Hadoop - Big Data Solutions
Traditional Enterprise Approach
In this approach, an enterprise will have a computer to store and process big data. For storage purpose, the programmers will take the help of their choice of database vendors such as Oracle, IBM, etc. In this approach, the user interacts with the application, which in turn handles the part of data storage and analysis.
Limitation
This approach works fine with those applications that process less voluminous data that can be accommodated by standard database servers, or up to the limit of the processor that is processing the data. But when it comes to dealing with huge amounts of scalable data, it is a hectic task to process such data through a single database bottleneck.
Google’s Solution
Google solved this problem using an algorithm called MapReduce. This algorithm divides the task into small parts and assigns them to many computers, and collects the results from them which when integrated, form the result dataset.
Hadoop
Using the solution provided by Google, Doug Cutting and his team developed an Open Source Project called HADOOP.
Hadoop runs applications using the MapReduce algorithm, where the data is processed in parallel with others. In short, Hadoop is used to develop applications that could perform complete statistical analysis on huge amounts of data.
Hadoop - Introduction to Hadoop
Hadoop is an Apache open source framework written in java that allows distributed processing of large datasets across clusters of computers using simple programming models. The Hadoop framework application works in an environment that provides distributed storage and computation across clusters of computers.

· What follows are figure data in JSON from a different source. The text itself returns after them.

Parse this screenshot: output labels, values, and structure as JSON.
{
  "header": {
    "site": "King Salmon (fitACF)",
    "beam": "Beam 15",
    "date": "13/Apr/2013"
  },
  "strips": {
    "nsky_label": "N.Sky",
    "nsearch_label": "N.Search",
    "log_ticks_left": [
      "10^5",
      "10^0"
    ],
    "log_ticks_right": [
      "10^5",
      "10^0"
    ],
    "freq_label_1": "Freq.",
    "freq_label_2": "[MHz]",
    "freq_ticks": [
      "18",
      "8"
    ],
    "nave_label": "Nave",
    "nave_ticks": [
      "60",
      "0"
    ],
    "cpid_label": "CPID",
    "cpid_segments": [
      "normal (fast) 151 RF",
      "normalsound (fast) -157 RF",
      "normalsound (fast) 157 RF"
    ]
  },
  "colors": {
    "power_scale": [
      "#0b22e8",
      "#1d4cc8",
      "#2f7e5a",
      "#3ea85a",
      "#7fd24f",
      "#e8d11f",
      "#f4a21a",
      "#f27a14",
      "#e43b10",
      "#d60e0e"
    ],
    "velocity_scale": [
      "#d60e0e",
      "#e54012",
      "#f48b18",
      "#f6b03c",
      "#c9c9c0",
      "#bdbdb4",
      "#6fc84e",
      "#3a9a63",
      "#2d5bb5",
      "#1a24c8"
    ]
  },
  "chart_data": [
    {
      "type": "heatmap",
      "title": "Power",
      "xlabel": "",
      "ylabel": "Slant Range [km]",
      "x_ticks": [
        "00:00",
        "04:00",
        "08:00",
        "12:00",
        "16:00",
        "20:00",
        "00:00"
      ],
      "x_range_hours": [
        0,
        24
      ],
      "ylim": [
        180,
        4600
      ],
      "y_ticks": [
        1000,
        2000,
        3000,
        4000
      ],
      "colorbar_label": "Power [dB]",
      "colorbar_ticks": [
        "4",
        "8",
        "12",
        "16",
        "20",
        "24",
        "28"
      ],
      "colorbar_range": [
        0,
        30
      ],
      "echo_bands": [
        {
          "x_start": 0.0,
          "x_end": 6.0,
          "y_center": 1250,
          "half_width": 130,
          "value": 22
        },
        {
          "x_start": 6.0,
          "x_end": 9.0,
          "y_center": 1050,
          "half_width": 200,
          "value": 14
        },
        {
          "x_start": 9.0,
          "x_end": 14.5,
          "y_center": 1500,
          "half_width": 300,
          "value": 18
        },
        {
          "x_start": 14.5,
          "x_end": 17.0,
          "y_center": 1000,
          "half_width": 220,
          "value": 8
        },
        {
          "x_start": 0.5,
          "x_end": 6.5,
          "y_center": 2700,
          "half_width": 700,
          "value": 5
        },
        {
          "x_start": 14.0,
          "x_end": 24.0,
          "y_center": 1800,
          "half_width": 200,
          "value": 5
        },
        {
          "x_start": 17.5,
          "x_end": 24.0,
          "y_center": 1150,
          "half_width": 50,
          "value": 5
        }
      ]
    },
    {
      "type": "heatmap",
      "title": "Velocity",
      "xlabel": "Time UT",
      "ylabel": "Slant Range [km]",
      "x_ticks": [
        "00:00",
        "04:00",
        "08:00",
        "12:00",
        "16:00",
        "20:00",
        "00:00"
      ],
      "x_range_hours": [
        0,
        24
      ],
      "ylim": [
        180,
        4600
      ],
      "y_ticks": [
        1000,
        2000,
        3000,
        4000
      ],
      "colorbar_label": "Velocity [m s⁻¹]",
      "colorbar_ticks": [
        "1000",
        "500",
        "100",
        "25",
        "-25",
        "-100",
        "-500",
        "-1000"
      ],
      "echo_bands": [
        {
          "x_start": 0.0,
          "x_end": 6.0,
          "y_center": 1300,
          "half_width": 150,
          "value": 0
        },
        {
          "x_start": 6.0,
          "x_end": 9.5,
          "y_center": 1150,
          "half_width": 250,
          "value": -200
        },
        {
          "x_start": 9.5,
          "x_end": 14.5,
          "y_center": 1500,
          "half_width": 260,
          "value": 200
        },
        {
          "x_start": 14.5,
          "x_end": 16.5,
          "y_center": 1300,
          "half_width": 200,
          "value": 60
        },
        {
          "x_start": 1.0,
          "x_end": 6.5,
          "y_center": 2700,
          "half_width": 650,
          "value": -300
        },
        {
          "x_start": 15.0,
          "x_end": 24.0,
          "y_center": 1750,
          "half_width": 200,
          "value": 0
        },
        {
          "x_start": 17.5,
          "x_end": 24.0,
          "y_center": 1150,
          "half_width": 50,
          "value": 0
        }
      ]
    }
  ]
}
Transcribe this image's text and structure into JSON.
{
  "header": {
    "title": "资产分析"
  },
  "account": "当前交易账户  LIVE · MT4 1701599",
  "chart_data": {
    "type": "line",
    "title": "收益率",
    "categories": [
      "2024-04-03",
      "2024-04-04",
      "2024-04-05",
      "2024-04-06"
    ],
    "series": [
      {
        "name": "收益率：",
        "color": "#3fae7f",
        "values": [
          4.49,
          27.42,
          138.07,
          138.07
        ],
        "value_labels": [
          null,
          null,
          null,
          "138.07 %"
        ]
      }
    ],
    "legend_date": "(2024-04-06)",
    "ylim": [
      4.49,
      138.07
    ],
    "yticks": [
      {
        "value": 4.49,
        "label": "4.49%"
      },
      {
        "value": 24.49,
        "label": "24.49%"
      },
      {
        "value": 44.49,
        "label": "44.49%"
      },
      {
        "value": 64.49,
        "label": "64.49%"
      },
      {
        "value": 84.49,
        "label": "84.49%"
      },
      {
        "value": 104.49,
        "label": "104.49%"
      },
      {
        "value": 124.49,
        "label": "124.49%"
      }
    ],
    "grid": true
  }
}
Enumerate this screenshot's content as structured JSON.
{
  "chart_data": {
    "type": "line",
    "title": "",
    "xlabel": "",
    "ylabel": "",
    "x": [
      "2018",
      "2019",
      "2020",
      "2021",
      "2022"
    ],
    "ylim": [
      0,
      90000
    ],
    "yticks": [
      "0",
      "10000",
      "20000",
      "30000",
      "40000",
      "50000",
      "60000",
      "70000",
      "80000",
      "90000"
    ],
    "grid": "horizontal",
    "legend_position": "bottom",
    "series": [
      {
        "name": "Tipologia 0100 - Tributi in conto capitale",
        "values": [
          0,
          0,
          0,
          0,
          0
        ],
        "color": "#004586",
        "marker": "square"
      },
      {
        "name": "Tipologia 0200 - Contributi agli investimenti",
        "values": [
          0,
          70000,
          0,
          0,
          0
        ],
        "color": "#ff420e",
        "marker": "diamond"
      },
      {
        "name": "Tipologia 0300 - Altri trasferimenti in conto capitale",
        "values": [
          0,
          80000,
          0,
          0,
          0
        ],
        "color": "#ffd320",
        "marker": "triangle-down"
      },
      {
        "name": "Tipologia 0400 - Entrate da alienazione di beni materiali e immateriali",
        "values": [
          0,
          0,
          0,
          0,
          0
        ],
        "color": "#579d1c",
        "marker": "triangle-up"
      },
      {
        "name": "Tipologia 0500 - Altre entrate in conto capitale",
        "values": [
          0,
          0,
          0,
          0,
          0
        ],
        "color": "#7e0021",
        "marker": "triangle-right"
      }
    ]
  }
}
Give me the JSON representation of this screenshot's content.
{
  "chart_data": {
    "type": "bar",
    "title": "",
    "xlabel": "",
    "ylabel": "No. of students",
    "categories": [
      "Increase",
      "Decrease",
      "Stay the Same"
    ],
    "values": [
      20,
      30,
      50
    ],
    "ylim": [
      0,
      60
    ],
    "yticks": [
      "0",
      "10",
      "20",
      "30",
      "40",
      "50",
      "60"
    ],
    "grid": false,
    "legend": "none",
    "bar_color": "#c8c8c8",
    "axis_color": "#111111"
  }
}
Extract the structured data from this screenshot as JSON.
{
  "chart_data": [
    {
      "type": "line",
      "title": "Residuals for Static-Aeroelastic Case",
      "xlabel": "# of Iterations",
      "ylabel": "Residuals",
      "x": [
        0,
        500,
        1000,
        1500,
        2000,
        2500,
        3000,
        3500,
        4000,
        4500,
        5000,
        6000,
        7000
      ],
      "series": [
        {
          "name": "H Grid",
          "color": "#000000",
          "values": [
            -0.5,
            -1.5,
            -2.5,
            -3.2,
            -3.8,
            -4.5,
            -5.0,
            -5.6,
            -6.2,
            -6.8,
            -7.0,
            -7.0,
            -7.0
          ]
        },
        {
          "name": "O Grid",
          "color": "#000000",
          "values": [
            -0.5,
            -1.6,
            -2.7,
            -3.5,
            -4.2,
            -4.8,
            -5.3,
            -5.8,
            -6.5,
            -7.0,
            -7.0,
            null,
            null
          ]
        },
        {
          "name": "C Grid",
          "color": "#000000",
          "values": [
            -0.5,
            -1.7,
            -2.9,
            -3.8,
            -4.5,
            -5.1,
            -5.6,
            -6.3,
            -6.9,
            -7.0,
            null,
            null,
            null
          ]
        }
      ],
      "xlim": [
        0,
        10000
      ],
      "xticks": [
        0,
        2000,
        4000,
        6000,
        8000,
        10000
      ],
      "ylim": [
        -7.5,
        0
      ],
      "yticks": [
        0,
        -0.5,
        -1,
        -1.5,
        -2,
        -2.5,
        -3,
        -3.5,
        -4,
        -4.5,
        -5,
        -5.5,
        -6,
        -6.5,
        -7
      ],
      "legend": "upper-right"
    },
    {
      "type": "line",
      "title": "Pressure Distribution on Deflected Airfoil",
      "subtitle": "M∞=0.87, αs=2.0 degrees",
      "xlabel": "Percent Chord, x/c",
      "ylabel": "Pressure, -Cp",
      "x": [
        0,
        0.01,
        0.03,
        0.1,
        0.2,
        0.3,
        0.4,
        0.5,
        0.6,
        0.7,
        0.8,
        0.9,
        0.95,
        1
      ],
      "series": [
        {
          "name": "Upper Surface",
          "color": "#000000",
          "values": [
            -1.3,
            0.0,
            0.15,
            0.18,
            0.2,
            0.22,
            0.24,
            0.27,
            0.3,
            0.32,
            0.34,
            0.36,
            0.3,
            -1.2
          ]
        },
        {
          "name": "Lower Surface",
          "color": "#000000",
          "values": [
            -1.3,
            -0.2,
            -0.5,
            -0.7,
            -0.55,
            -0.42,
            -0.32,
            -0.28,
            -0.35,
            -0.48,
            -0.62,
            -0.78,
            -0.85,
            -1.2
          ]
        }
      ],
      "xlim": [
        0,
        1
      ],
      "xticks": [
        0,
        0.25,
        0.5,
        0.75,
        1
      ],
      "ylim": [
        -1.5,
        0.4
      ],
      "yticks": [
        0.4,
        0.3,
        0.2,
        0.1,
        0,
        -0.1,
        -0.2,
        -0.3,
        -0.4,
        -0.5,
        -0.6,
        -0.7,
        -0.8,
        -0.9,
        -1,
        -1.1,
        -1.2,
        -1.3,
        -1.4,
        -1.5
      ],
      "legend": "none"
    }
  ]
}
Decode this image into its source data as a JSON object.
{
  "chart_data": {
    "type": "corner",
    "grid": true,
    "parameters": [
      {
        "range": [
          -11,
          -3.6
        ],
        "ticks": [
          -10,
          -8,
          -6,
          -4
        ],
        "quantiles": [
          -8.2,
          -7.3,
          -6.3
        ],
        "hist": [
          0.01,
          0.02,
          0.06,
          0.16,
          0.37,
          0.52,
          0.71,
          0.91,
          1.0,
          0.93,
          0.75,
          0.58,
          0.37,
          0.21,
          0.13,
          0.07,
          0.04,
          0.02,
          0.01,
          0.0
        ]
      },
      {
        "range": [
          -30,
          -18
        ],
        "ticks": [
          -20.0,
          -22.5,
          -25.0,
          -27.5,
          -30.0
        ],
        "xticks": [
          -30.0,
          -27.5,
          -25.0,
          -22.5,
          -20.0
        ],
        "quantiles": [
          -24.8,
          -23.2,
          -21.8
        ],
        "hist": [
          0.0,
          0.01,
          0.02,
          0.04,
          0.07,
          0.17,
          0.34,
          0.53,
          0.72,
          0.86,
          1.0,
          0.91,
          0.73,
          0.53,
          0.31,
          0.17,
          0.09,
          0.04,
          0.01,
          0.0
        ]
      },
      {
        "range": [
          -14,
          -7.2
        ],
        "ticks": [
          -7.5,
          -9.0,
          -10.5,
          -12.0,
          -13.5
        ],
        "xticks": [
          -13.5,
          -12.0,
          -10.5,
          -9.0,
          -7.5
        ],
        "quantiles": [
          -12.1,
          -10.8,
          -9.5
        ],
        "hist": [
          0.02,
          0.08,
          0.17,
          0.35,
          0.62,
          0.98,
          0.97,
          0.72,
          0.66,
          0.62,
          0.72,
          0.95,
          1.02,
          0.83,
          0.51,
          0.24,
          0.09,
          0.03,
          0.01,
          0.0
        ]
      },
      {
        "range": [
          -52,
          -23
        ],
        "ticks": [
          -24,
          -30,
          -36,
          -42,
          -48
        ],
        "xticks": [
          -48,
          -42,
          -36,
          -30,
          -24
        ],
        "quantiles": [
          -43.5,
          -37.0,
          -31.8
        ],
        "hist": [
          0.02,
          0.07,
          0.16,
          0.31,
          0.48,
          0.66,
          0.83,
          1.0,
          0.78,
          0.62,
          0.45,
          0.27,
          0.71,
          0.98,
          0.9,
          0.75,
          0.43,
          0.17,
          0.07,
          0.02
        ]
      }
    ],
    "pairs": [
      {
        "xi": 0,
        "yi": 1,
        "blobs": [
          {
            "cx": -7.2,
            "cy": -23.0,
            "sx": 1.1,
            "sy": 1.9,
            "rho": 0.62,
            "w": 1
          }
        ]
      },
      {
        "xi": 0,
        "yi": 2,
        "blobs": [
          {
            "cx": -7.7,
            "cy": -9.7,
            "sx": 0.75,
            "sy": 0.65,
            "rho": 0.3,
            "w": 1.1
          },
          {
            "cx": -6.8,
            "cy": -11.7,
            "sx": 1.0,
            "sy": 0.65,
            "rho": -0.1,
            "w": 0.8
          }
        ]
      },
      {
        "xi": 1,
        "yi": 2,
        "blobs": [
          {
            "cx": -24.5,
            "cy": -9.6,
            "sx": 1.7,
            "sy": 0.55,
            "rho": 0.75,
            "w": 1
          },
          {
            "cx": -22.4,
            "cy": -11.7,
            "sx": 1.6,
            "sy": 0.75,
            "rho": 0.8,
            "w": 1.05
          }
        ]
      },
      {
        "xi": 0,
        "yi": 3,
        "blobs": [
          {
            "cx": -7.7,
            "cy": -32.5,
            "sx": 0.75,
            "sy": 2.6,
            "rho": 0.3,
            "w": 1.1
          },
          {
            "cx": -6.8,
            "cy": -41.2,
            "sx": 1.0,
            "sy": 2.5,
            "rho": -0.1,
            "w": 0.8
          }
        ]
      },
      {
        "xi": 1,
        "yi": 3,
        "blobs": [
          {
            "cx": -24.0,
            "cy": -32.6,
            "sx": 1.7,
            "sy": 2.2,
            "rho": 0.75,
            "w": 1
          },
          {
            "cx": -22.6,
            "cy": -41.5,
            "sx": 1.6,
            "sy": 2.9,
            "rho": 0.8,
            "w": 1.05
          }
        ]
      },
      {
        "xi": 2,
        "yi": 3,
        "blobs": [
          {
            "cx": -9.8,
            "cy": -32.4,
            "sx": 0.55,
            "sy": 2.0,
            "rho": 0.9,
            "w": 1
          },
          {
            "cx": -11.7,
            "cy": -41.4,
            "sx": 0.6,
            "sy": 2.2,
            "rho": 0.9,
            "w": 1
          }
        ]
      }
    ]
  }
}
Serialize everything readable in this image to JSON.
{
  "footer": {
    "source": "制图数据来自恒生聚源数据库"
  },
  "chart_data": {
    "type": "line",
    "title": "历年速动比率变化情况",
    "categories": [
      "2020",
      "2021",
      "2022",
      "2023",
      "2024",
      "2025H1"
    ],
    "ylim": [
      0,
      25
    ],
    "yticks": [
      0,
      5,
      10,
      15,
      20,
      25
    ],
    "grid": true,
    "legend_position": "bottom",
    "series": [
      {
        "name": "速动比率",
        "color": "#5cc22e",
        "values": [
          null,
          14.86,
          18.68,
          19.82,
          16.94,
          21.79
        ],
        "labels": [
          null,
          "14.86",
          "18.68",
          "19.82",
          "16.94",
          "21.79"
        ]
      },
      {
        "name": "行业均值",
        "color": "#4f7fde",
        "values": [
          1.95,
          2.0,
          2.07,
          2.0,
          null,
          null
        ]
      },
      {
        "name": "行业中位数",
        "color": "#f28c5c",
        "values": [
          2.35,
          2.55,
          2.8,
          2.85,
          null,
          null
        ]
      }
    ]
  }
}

Hadoop is designed to scale up from single server to thousands of machines, each offering local computation and storage.
Hadoop Architecture
At its core, Hadoop has two major layers namely:
- Processing/Computation layer (MapReduce), and
- Storage layer (Hadoop Distributed File System).
MapReduce
MapReduce is a parallel programming model for writing distributed applications devised at Google for efficient processing of large amounts of data (multiterabyte data-sets), on large clusters (thousands of nodes) of commodity hardware in a reliable, fault-tolerant manner. The MapReduce program runs on Hadoop which is an Apache open-source framework.
Hadoop Distributed File System
The Hadoop Distributed File System (HDFS) is based on the Google File System (GFS) and provides a distributed file system that is designed to run on commodity hardware. It has many similarities with existing distributed file systems. However, the differences from other distributed file systems are significant. It is highly fault-tolerant and is designed to be deployed on low-cost hardware. It provides high throughput access to application data and is suitable for applications having large datasets.
Apart from the above-mentioned two core components, Hadoop framework also includes the following two modules:
- Hadoop Common : These are Java libraries and utilities required by other Hadoop modules.
- Hadoop YARN : This is a framework for job scheduling and cluster resource management.